The principle of self-attention is easy to understand

This is the 21st day of my participation in Gwen Challenge

The introduction

Before, we introduced how to use Attention to improve Seq2Seq performance. We combined Attention with Seq2Seq Encoder and Decoder. In this article, we introduce self-attention. You can use Attention as a separate part of it.

In this paper, I would like to apply self-attention to LSTM. Here, I simplify the process and introduce this idea by using SimpleRNN instead of LSTM.

SimpleRNN + Self-attention

【 SimpleRNN o h_iMethods 】

In SimpleRNN, we used the following formula to solve for hi:

h_i = tanh(A * concat(x_i, h_i-1)+b)

Note The hidden state of the current moment depends on the current input xi and the hidden state input hi-1 of the previous moment.

SimpleRNN + self-attention: h_iMethods 】

When self-attention is introduced, SimpleRNN’s way of finding hi changes. It follows the following formula:

h_i = tanh(A * concat(x_i, c_i-1)+b)

The example in the figure shows that the hidden layer state h3 at t3 depends on the current input X3 and the context vector C2 at the previous time.

Ci is to output hi and the existing H1 and… , hi weight calculation, weight list A1,… , ai, and finally, these hidden layer outputs are summed up with their corresponding weight parameters by weighted average to obtain CI. As for the specific weight calculation method, it is the same as the method mentioned in the Attention article, which is not repeated here.

From the examples in the figure, c3 is the weighted average sum of H1, H2, h3 and their respective weights A1, A2, and A3.
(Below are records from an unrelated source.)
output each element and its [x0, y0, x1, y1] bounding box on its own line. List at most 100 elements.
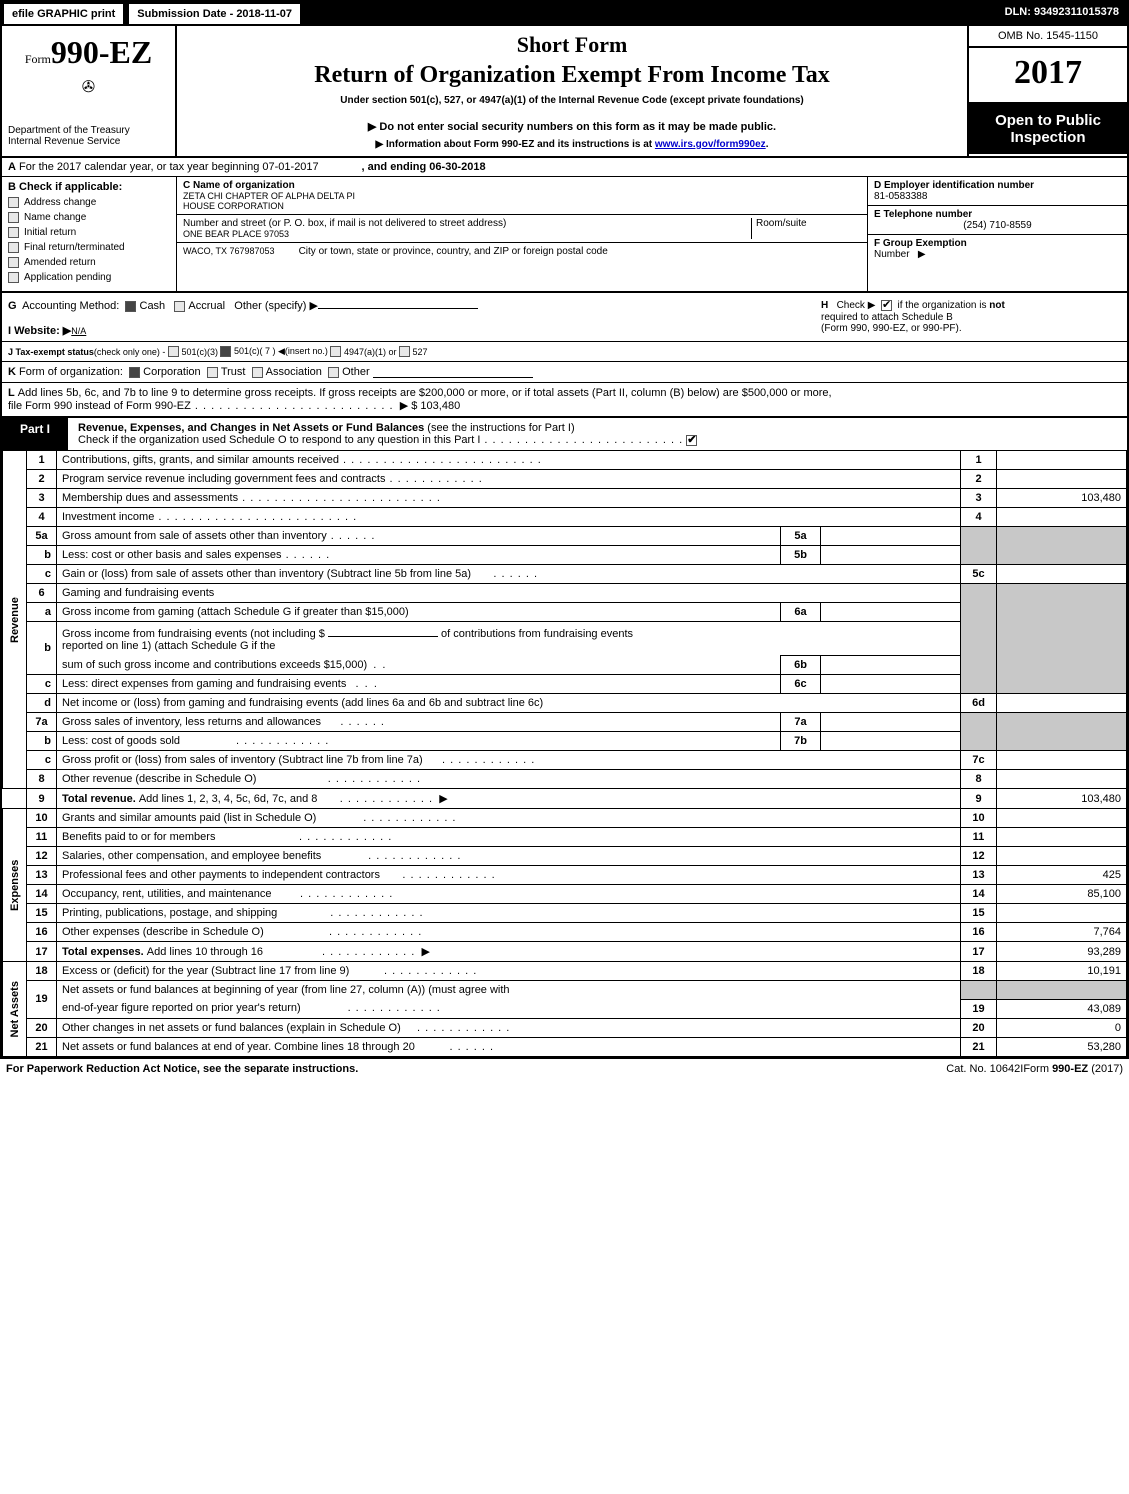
line-3-num: 3: [27, 489, 57, 508]
j-o4: 527: [413, 347, 428, 357]
line-15-cn: 15: [961, 904, 997, 923]
line-17-desc-2: Add lines 10 through 16: [147, 946, 263, 958]
line-12-cn: 12: [961, 847, 997, 866]
line-19-cn: 19: [961, 999, 997, 1018]
chk-label-5: Application pending: [24, 272, 111, 283]
line-11-cn: 11: [961, 828, 997, 847]
line-16-cn: 16: [961, 923, 997, 942]
line-15-desc: Printing, publications, postage, and shi…: [62, 907, 277, 919]
line-7a-iamt: [821, 713, 961, 732]
l-amount: ▶ $ 103,480: [400, 400, 460, 412]
line-8-desc: Other revenue (describe in Schedule O): [62, 773, 256, 785]
line-5b-num: b: [27, 546, 57, 565]
j-paren: (check only one) -: [94, 347, 166, 357]
line-5b-desc: Less: cost or other basis and sales expe…: [62, 549, 282, 561]
checkbox-527[interactable]: [399, 346, 410, 357]
grey-5ab-amt: [997, 527, 1127, 565]
line-5a-num: 5a: [27, 527, 57, 546]
line-5a-iamt: [821, 527, 961, 546]
line-6d-cn: 6d: [961, 694, 997, 713]
website-value: N/A: [71, 326, 86, 336]
k-letter: K: [8, 366, 16, 378]
footer-paperwork: For Paperwork Reduction Act Notice, see …: [6, 1063, 666, 1075]
h-check: Check ▶: [837, 301, 876, 312]
part-1-table: Revenue 1 Contributions, gifts, grants, …: [2, 450, 1127, 1057]
ein-value: 81-0583388: [874, 191, 927, 202]
ssn-warning: ▶ Do not enter social security numbers o…: [189, 120, 955, 133]
checkbox-501c3[interactable]: [168, 346, 179, 357]
line-7c-num: c: [27, 751, 57, 770]
irs-link[interactable]: www.irs.gov/form990ez: [655, 139, 766, 150]
line-6a-in: 6a: [781, 603, 821, 622]
checkbox-association[interactable]: [252, 367, 263, 378]
line-6c-num: c: [27, 675, 57, 694]
info-line: ▶ Information about Form 990-EZ and its …: [189, 139, 955, 150]
b-letter: B: [8, 181, 16, 193]
checkbox-corporation[interactable]: [129, 367, 140, 378]
line-7b-num: b: [27, 732, 57, 751]
org-name-2: HOUSE CORPORATION: [183, 201, 861, 211]
line-7a-in: 7a: [781, 713, 821, 732]
line-6d-num: d: [27, 694, 57, 713]
i-label: I Website: ▶: [8, 325, 71, 337]
line-8-num: 8: [27, 770, 57, 789]
line-5a-desc: Gross amount from sale of assets other t…: [62, 530, 327, 542]
k-o4: Other: [342, 366, 370, 378]
g-letter: G: [8, 300, 17, 312]
line-13-num: 13: [27, 866, 57, 885]
checkbox-schedule-o[interactable]: [686, 435, 697, 446]
checkbox-final-return[interactable]: [8, 242, 19, 253]
checkbox-h-schedule-b[interactable]: [881, 300, 892, 311]
h-text-3: required to attach Schedule B: [821, 312, 953, 323]
line-4-num: 4: [27, 508, 57, 527]
checkbox-initial-return[interactable]: [8, 227, 19, 238]
line-7c-amt: [997, 751, 1127, 770]
line-6b-iamt: [821, 656, 961, 675]
c-label: C Name of organization: [183, 180, 861, 191]
line-14-num: 14: [27, 885, 57, 904]
line-9-desc-2: Add lines 1, 2, 3, 4, 5c, 6d, 7c, and 8: [139, 793, 318, 805]
checkbox-other-org[interactable]: [328, 367, 339, 378]
line-20-num: 20: [27, 1018, 57, 1037]
line-21-amt: 53,280: [997, 1037, 1127, 1056]
line-6b-desc-1: Gross income from fundraising events (no…: [62, 628, 328, 640]
chk-label-2: Initial return: [24, 227, 76, 238]
title-short-form: Short Form: [189, 32, 955, 58]
g-cash: Cash: [140, 300, 166, 312]
checkbox-address-change[interactable]: [8, 197, 19, 208]
line-8-amt: [997, 770, 1127, 789]
line-16-num: 16: [27, 923, 57, 942]
room-suite-label: Room/suite: [751, 218, 861, 239]
checkbox-501c[interactable]: [220, 346, 231, 357]
dept-irs: Internal Revenue Service: [8, 136, 169, 147]
checkbox-amended[interactable]: [8, 257, 19, 268]
line-a-end: , and ending 06-30-2018: [361, 161, 485, 173]
line-6b-desc-2: of contributions from fundraising events: [438, 628, 633, 640]
checkbox-app-pending[interactable]: [8, 272, 19, 283]
line-1-cn: 1: [961, 451, 997, 470]
l-text-1: Add lines 5b, 6c, and 7b to line 9 to de…: [18, 387, 832, 399]
line-3-cn: 3: [961, 489, 997, 508]
checkbox-4947[interactable]: [330, 346, 341, 357]
open-to-public: Open to Public Inspection: [969, 104, 1127, 154]
line-17-desc: Total expenses.: [62, 946, 147, 958]
line-18-num: 18: [27, 962, 57, 981]
line-5c-amt: [997, 565, 1127, 584]
d-label: D Employer identification number: [874, 180, 1034, 191]
row-l: L Add lines 5b, 6c, and 7b to line 9 to …: [2, 383, 1127, 418]
f-arrow: ▶: [918, 249, 926, 260]
checkbox-cash[interactable]: [125, 301, 136, 312]
g-other-blank: [318, 297, 478, 309]
line-6b-blank: [328, 625, 438, 637]
line-11-desc: Benefits paid to or for members: [62, 831, 215, 843]
checkbox-name-change[interactable]: [8, 212, 19, 223]
line-19-desc-1: Net assets or fund balances at beginning…: [57, 981, 961, 1000]
checkbox-trust[interactable]: [207, 367, 218, 378]
grey-19-amt: [997, 981, 1127, 1000]
e-label: E Telephone number: [874, 209, 972, 220]
checkbox-accrual[interactable]: [174, 301, 185, 312]
line-7a-num: 7a: [27, 713, 57, 732]
line-10-cn: 10: [961, 809, 997, 828]
footer-r3: (2017): [1088, 1063, 1123, 1075]
grey-7ab: [961, 713, 997, 751]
In addition, more complex calculation ideas can be considered, and other specific processes are the same as above:

h_i = tanh(A * concat(x_i, c_i-1, h_i-1,)+b)

conclusion

Self-attention, like Attention, can solve the problem of forgetting the RNN class model. Every time we calculate the current hidden layer output HI, we use CI-1 to review the previous information, so that we can remember the previous information. However, ci in self-attention can be calculated in its own RNN structure, unlike that in Seq2Seq, which spans Decoder and Encoder RNN structures, That is, the CI of Decoder depends on all the hidden output of Encoder.
Self-attention can now be applied to any RNN class model to improve performance, such as LSTM.
Self-attention also helps RNN focus on relevant information, as shown in the figure below, where red words are the current input and blue words are the words related to the current input.

reference

Cheng J , Dong L , Lapata M . Long Short-Term Memory-Networks for Machine Reading[C]// Proceedings of the 2016 Conference on Empirical Methods in Natural Language Processing. 2016.

The principle of self-attention is easy to understand

The introduction

SimpleRNN + Self-attention

conclusion

reference

Related Posts

An article to understand Flink Window

LCP 40. Mental arithmetic challenge

Without Windows at Build, what are Microsoft’s best AI features?